The Roles of Food

by Jan

This is a tongue in cheek piece about food trends:

Good morning all. Welcome to the Secret Society of Restaurant Reviewers. You may be aware that this occasion was brought about because there is a palpable need to extend the roles of food in the leisure market. I will give you a few ideas and opinions of my own to start the ball rolling. Then I would like us to break into groups according to the colour on your name tags. We need to discuss the different roles of food, and come up with a SWOT analysis. After our gourmet lunch kindly sponsored by the Shipped Sheep Company, we will develop a marketing plan from your brilliant ideas.

Recently, restaurant critics have dished out their hats for best restaurants in various categories. Best metropolitan, regional, steak house, Chinese, French, Italian, Japanese, bistro, café etc. Each year, as you know, some lose a hat and others gain one.

These reviews are dissected according to criteria: décor, ambiance and food, service and wine list. In the annual wrap, there’s usually a mention of current food trends such as the fashion for pork belly, watercress, scallops, Wagyu beef, King Island chickens, king fish, Kipfler potatoes, rhubarb, and rattan chairs. And a quick run-down of openings, closures, resignations and launches of celebrity chefs.

There is sometimes a mention of liberties taken with menu-speak, for example, wild mushrooms which are no more feral than a sack of spuds. And truffle oil which is manufactured rather than extracted from a lump of freshly dug fungus.

It is possible to assert that a few more liberties have been taken with the role of food, beyond the role of food as a hat, as we have seen with the recent restaurant awards. Now, as we all know, these conventional criteria have become habituated and tired. We need new categories, in order to increase the sales of our food guide.

Critics have overlooked the role the following have to play: food as celebrity chef, food as décor etc. A few of us got talking over a bottle of champagne recently and came up with these new categories which we feel need to be put on a more formal footing.

The first one is food as celebrity chef. This can be determined by the number of hats awarded, and how many column inches and photos. We need to be aware of potential allegations of publicity push and puffery. Some diners are only interested in eating ”big names”.

Food as décor. We need to reward those restaurateurs who have spent a lot of capital on fit-outs and décor, as it is obvious that customers appreciate the look and style of the venue. It has been surveyed, albeit somewhat unscientifically, that the punters think it makes the food taste better.

News flash – the latest must-have restaurant furniture are high stools, creating a less formal and chatty milieu. The punters can watch the barman or chef at work and tell them how to do their job, guaranteed to cement cordial customer relations. Restaurateurs like it because it provides more profitable turnover of bums on seats.

Food as work of art. Many chefs understand that customers at the high end of the leisure market appreciate design on their plates. These chefs are painstaking and need to be rewarded for their forensic attention to detail. It’s amazing how various elements of food can be articulated Lego-like on the plate. Diners show their appreciation by snapping it with their brand new digital cameras, knowing that waiters don’t mind having their busy service blocked by an artist at work.

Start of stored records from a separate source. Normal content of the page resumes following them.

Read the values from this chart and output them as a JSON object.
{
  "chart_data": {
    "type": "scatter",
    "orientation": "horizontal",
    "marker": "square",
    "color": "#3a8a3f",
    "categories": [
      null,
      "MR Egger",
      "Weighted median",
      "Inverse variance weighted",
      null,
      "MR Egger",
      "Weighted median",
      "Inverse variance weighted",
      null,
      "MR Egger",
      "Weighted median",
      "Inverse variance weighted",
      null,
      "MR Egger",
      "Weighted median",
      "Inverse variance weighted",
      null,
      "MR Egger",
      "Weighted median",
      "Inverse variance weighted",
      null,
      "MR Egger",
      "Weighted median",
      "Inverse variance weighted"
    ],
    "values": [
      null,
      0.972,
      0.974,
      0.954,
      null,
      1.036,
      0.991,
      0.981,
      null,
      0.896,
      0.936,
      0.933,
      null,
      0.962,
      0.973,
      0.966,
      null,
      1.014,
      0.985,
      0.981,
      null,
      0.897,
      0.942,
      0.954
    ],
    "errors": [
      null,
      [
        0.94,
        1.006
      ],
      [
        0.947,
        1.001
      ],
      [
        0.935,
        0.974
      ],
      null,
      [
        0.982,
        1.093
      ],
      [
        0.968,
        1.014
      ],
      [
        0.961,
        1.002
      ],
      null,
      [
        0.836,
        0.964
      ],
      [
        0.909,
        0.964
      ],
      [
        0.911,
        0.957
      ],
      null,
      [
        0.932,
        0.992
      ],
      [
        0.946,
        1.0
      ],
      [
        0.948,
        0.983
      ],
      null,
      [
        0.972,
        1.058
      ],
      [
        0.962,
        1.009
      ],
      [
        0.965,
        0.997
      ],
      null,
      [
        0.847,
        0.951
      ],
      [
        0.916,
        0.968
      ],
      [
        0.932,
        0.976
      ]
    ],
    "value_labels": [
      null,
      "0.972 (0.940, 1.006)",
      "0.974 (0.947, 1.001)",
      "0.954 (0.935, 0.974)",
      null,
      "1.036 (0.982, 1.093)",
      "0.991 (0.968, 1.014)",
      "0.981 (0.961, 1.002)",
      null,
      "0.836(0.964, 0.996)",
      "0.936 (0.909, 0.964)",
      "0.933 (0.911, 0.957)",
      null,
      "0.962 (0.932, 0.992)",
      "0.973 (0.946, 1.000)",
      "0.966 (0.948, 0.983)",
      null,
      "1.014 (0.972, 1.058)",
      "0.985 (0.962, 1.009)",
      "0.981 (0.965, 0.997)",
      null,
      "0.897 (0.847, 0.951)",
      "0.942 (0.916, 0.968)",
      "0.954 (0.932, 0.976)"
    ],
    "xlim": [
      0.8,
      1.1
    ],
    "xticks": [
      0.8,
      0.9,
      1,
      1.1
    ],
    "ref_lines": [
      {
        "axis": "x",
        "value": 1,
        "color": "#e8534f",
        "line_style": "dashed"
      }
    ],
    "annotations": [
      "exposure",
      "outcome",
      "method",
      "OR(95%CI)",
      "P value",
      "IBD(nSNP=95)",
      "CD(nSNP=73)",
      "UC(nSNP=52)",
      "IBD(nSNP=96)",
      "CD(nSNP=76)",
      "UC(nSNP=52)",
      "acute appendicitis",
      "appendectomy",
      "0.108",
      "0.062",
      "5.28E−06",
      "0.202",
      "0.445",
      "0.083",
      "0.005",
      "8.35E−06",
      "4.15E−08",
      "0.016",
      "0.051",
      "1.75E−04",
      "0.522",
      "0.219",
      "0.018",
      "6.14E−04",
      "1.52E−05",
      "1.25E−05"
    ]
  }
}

Food as democracy. A few chefs actually like to go out of their way to please their customers. For these chefs, the menu is really a concept so that customers can choose their desired dish, then the sauce and ingredients from another dish on the menu. And they are free to have their fillet steak very well done, in spite of the ruinous effect on the meat. And request a sauce that they used to serve in the Seventies.

Food as television. We feel that when chefs produce food in a restaurant, they need to be given an extra reward for doing it on TV. The viewer has the pleasure of a vicarious meal, which is a bonus when dieting – based on the principle that less is more.

Food as game show. It is a relatively new category which is a derivative concept – inspired by other game shows plus a pinch of foods as hats and food as sport. What we need to do is closely observe “The Iron Chef”, then organise talks with a media company, and toss around a few concepts to our own Australian chefs’ cook-off. We need to support the participants as the pressure is huge. Some have criticized this as professional wrestling dressed up as a cooking show, very hammed up. But look at the opportunities for product placement.

Here’s the latest news flash – this is really exciting – food as a truck: if you are desperately looking for something to eat after a show, walk around town until you find a truck. A lot of restaurants are reluctant to serve late blow-ins, and a bit competition might provide some focus for them. If Asians can serve food from bikes and trailers, then so can we.

Now before we break up into our groups, I suggest we have a coffee break.